Âgé de plus de quarante ans, le natif du département de Tivaouane quitte la ville sainte, tous les jours, pour rejoindre Thiès. Une autre équation à résoudre. ‘’C’est difficile pour moi de faire cette navette. Je prends de l’âge. Je suis sous pression, comme tous les tailleurs d’ailleurs. La Tabaski, c’est dans quelques jours et il faut évacuer toute la commande, parce que les propriétaires en ont besoin pour la fête. Je suis prêt à veiller toutes les nuits pour échapper aux nombreuses récriminations dont nous sommes parfois victimes. Quand on accepte les commandes, il faut tout faire pour ne pas accuser un retard dans les livraisons’’, indique M. Guèye.
‘’Certains tailleurs sont de vrais truands’’
Trouvé dans son atelier situé au quartier Escale Sud, El Hadji Malick invite tout simplement les clients à la patience, surtout les femmes. ‘’Elles nous mènent très souvent la vie impossible. C’est comme si on leur devait des millions. Parfois, on leur réclame juste 30 ou 45 000 F Cfa y compris les frais de broderie. Ce sont des sommes raisonnables. Les tailleurs font de leur mieux pour les habiller le jour de la Tabaski. Mais elles refusent de faire preuve de compréhension. Certaines reprennent leurs tissus à quelques jours de l’événement. Nous faisons un travail artistique et cela demande beaucoup de temps. Donc, je leur demande d’être patientes’’, préconise El Hadji. De l’avis du jeune couturier, le Sénégalais aime toujours faire la course contre la montre. Une thèse immédiatement réfutée par Mme Dièye venue s’enquérir de l’état d’avancement de sa commande.

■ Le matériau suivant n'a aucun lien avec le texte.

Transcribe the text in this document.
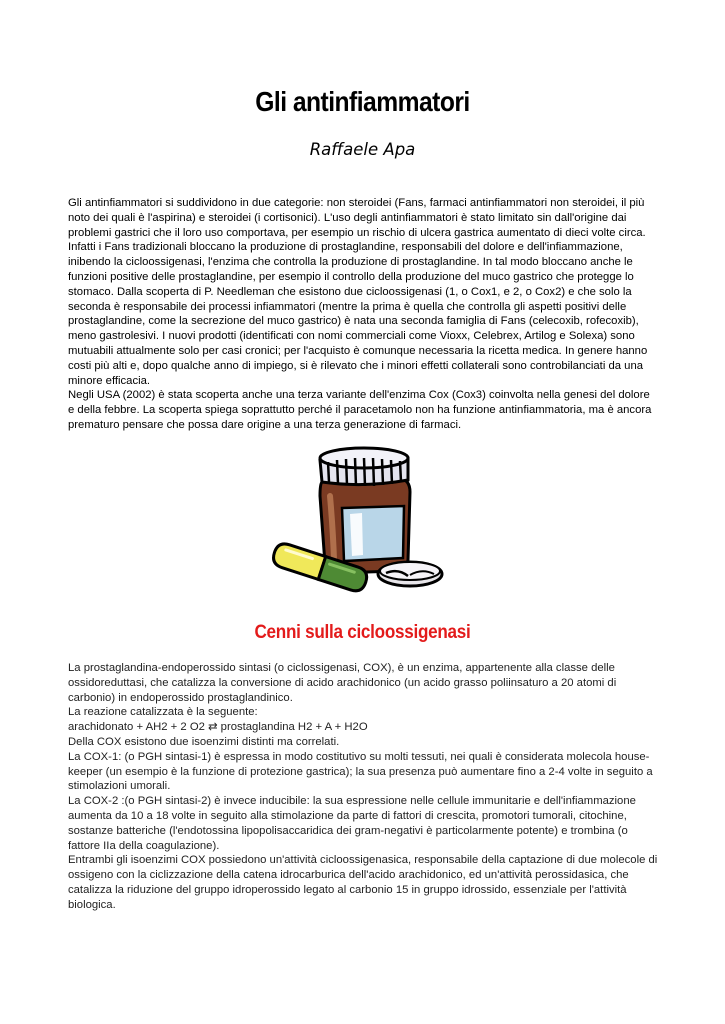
Gli antinfiammatori
Raffaele Apa

Gli antinfiammatori si suddividono in due categorie: non steroidei (Fans, farmaci antinfiammatori non steroidei, il più noto dei quali è l'aspirina) e steroidei (i cortisonici). L'uso degli antinfiammatori è stato limitato sin dall'origine dai problemi gastrici che il loro uso comportava, per esempio un rischio di ulcera gastrica aumentato di dieci volte circa. Infatti i Fans tradizionali bloccano la produzione di prostaglandine, responsabili del dolore e dell'infiammazione, inibendo la cicloossigenasi, l'enzima che controlla la produzione di prostaglandine. In tal modo bloccano anche le funzioni positive delle prostaglandine, per esempio il controllo della produzione del muco gastrico che protegge lo stomaco. Dalla scoperta di P. Needleman che esistono due cicloossigenasi (1, o Cox1, e 2, o Cox2) e che solo la seconda è responsabile dei processi infiammatori (mentre la prima è quella che controlla gli aspetti positivi delle prostaglandine, come la secrezione del muco gastrico) è nata una seconda famiglia di Fans (celecoxib, rofecoxib), meno gastrolesivi. I nuovi prodotti (identificati con nomi commerciali come Vioxx, Celebrex, Artilog e Solexa) sono mutuabili attualmente solo per casi cronici; per l'acquisto è comunque necessaria la ricetta medica. In genere hanno costi più alti e, dopo qualche anno di impiego, si è rilevato che i minori effetti collaterali sono controbilanciati da una minore efficacia.

Negli USA (2002) è stata scoperta anche una terza variante dell'enzima Cox (Cox3) coinvolta nella genesi del dolore e della febbre. La scoperta spiega soprattutto perché il paracetamolo non ha funzione antinfiammatoria, ma è ancora prematuro pensare che possa dare origine a una terza generazione di farmaci.

Cenni sulla cicloossigenasi

La prostaglandina-endoperossido sintasi (o ciclossigenasi, COX), è un enzima, appartenente alla classe delle ossidoreduttasi, che catalizza la conversione di acido arachidonico (un acido grasso poliinsaturo a 20 atomi di carbonio) in endoperossido prostaglandinico.

La reazione catalizzata è la seguente:

arachidonato + AH2 + 2 O2 ⇄ prostaglandina H2 + A + H2O

Della COX esistono due isoenzimi distinti ma correlati.

La COX-1: (o PGH sintasi-1) è espressa in modo costitutivo su molti tessuti, nei quali è considerata molecola house-keeper (un esempio è la funzione di protezione gastrica); la sua presenza può aumentare fino a 2-4 volte in seguito a stimolazioni umorali.

La COX-2 :(o PGH sintasi-2) è invece inducibile: la sua espressione nelle cellule immunitarie e dell'infiammazione aumenta da 10 a 18 volte in seguito alla stimolazione da parte di fattori di crescita, promotori tumorali, citochine, sostanze batteriche (l'endotossina lipopolisaccaridica dei gram-negativi è particolarmente potente) e trombina (o fattore IIa della coagulazione).

Entrambi gli isoenzimi COX possiedono un'attività cicloossigenasica, responsabile della captazione di due molecole di ossigeno con la ciclizzazione della catena idrocarburica dell'acido arachidonico, ed un'attività perossidasica, che catalizza la riduzione del gruppo idroperossido legato al carbonio 15 in gruppo idrossido, essenziale per l'attività biologica.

‘’Nous sommes dans une société malade. Certains tailleurs sont de vrais truands. Je ne suis pas d’accord quand il dit que les Sénégalais n’ont pas l’habitude de s’y prendre tôt, afin d’avoir à temps leurs habits de fête. Même s’ils savent qu’ils ne vont pas finir de coudre avant la fête, ils acceptent les avances des clients. C’est pour cette raison que certains ne font pas preuve de tolérance. Comme ils aiment l’argent, il faut qu’ils prennent leurs responsabilités et les dispositions nécessaires pour tout confectionner à temps’’, réplique Mme Dièye, la trentaine révolue. Elle renseigne qu’elle doit disposer de ses habits et ceux de ses enfants le jour J. ‘’Jigéén dafa wara sañse ba jekk, les jours de fête’’ (la femme doit porter de beaux habits, surtout les jours de fête). Donc, il appartient aux tailleurs de les aider et de tout faire pour livrer la marchandise à temps’’, déclare-t-elle, un léger sourire aux lèvres.
La fête de l’Aïd-el kébir, communément appelée Tabaski au Sénégal, a toujours été une occasion pour les citoyens de montrer leurs plus beaux atours. Pour cela, il faut un détour chez le tailleur. Même si dans la corporation, d’aucuns ont pris la mauvaise habitude de désabuser les clients.